Q. Does the line have a good safety record?

A. Before the crash Arctic-Pacific Airlines was fined $16,000 by the Federal Aviation Agency for violations by the pilot of the fatal plane. Two days after the Toledo accident the line's operating certificate was suspended by the FAA for gross disregard of public safety and FAA regulations.

Q. What about its equipment?

A. For this flight Arctic-Pacific provided a two-engine C-46—a World War II plane originally notorious for its "bugs." Manufacture of the C-46 ceased in 1950, and the FAA says the bugs have been "modernized" out. Last year California Poly chartered an identical aircraft from Arctic-Pacific to fly the football team to Montana State. One of that plane's two engines conked out, but luckily the craft did not crash.

Q. What about the pilot?

A. Last July 15 the Federal Aviation Agency revoked the air transport rating of Donald L. J. Chesher for violations of the civil air regulations. Chesher appealed and, pending decision on the appeal, was allowed to resume flying. His decision to take off on the night of October 29 even though there was a fog so dense that no other pilot dared fly would seem to support the FAA judgment of Chesher.
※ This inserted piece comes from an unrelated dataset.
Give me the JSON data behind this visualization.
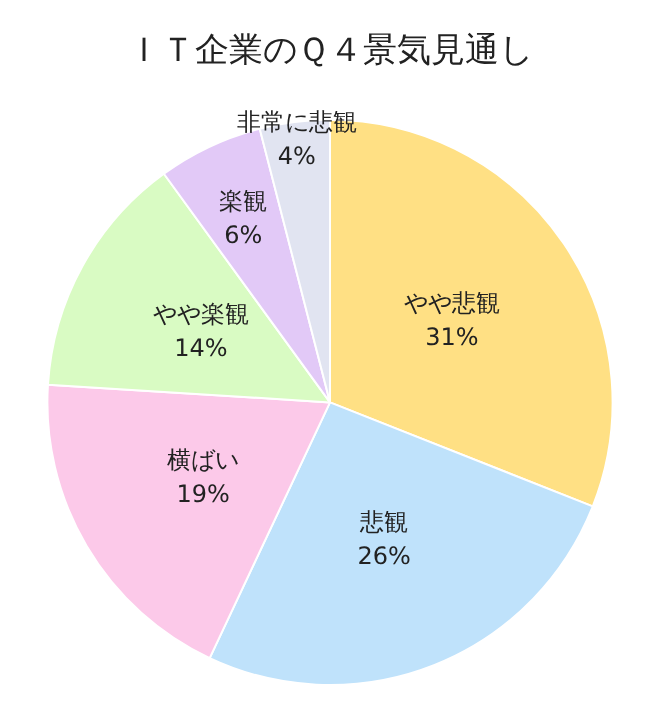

Everyone knows that air travel, like all other travel, has its hazards. There are easy, though often expensive, ways to minimize them. One of the easiest is to fly on scheduled airlines with modern, carefully maintained equipment. Another is to investigate thoroughly the safety record and reliability of a charter firm before engaging it. In the modern air there is room only for first-class airplanes run by first-class people. There is no room at all, in the air or on the ground, for the kind of college official who is willing to gamble with his players' lives.
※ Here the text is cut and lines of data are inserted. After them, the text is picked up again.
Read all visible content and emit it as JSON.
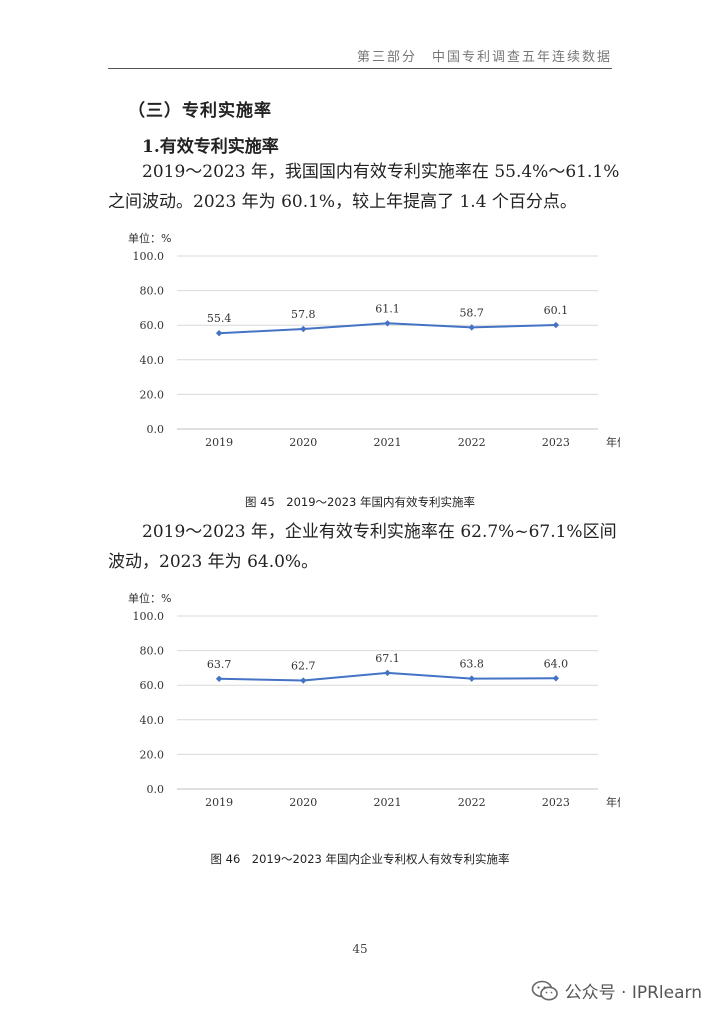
{
  "header": {
    "text": "第三部分　中国专利调查五年连续数据"
  },
  "section_title": "（三）专利实施率",
  "subsection_title": "1.有效专利实施率",
  "paragraphs": [
    "2019～2023 年，我国国内有效专利实施率在 55.4%～61.1%之间波动。2023 年为 60.1%，较上年提高了 1.4 个百分点。",
    "2019～2023 年，企业有效专利实施率在 62.7%~67.1%区间波动，2023 年为 64.0%。"
  ],
  "chart_data": [
    {
      "type": "line",
      "unit_label": "单位：%",
      "xlabel": "年份",
      "categories": [
        "2019",
        "2020",
        "2021",
        "2022",
        "2023"
      ],
      "series": [
        {
          "values": [
            55.4,
            57.8,
            61.1,
            58.7,
            60.1
          ]
        }
      ],
      "ylim": [
        0,
        100
      ],
      "yticks": [
        "0.0",
        "20.0",
        "40.0",
        "60.0",
        "80.0",
        "100.0"
      ],
      "data_labels": [
        "55.4",
        "57.8",
        "61.1",
        "58.7",
        "60.1"
      ],
      "grid": true,
      "color": "#4472C4",
      "caption": "图 45　2019～2023 年国内有效专利实施率"
    },
    {
      "type": "line",
      "unit_label": "单位：%",
      "xlabel": "年份",
      "categories": [
        "2019",
        "2020",
        "2021",
        "2022",
        "2023"
      ],
      "series": [
        {
          "values": [
            63.7,
            62.7,
            67.1,
            63.8,
            64.0
          ]
        }
      ],
      "ylim": [
        0,
        100
      ],
      "yticks": [
        "0.0",
        "20.0",
        "40.0",
        "60.0",
        "80.0",
        "100.0"
      ],
      "data_labels": [
        "63.7",
        "62.7",
        "67.1",
        "63.8",
        "64.0"
      ],
      "grid": true,
      "color": "#4472C4",
      "caption": "图 46　2019～2023 年国内企业专利权人有效专利实施率"
    }
  ],
  "page_number": "45",
  "watermark": {
    "text": "公众号 · IPRlearn",
    "icon": "wechat-logo-icon"
  }
}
OPEN TENNIS OPENLY ARRIVED AT

In recent years unilateral action has become unfashionable, to say the least, in international political circles. But one case of unilateralism meets with our qualified approval. It is Jack Kramer's worldwide campaign to make tennis open—with or without the consent of the ancient Pooh-Bahs of big-time amateurism. The Pooh-Bahs had a chance last summer to negotiate an honorable peace with the advocates of open tennis. They haughtily refused.

So now Kramer is ruthlessly and systematically buying up all of the good amateurs. Once the Davis Cup competition is over, Kramer probably will get the last holdouts. Amateur tennis, thus decapitated, has no discernible prospect of survival, but only the chance of resurrection—in mixed, realistic company. Those clinging to amateurism, even at the cost of mediocre tennis, must learn to coexist with legitimate professionalism. The Davis Cup, Forest Hills, the Wimbledon championships should be open to pros and amateurs, just like the biggest tournaments in golf.

We do not intend here to crown pragmatic Jack Kramer as the idealist of tennis. But we do thank him for taking a big step forward against the forces of hypocrisy and narrow self-interest.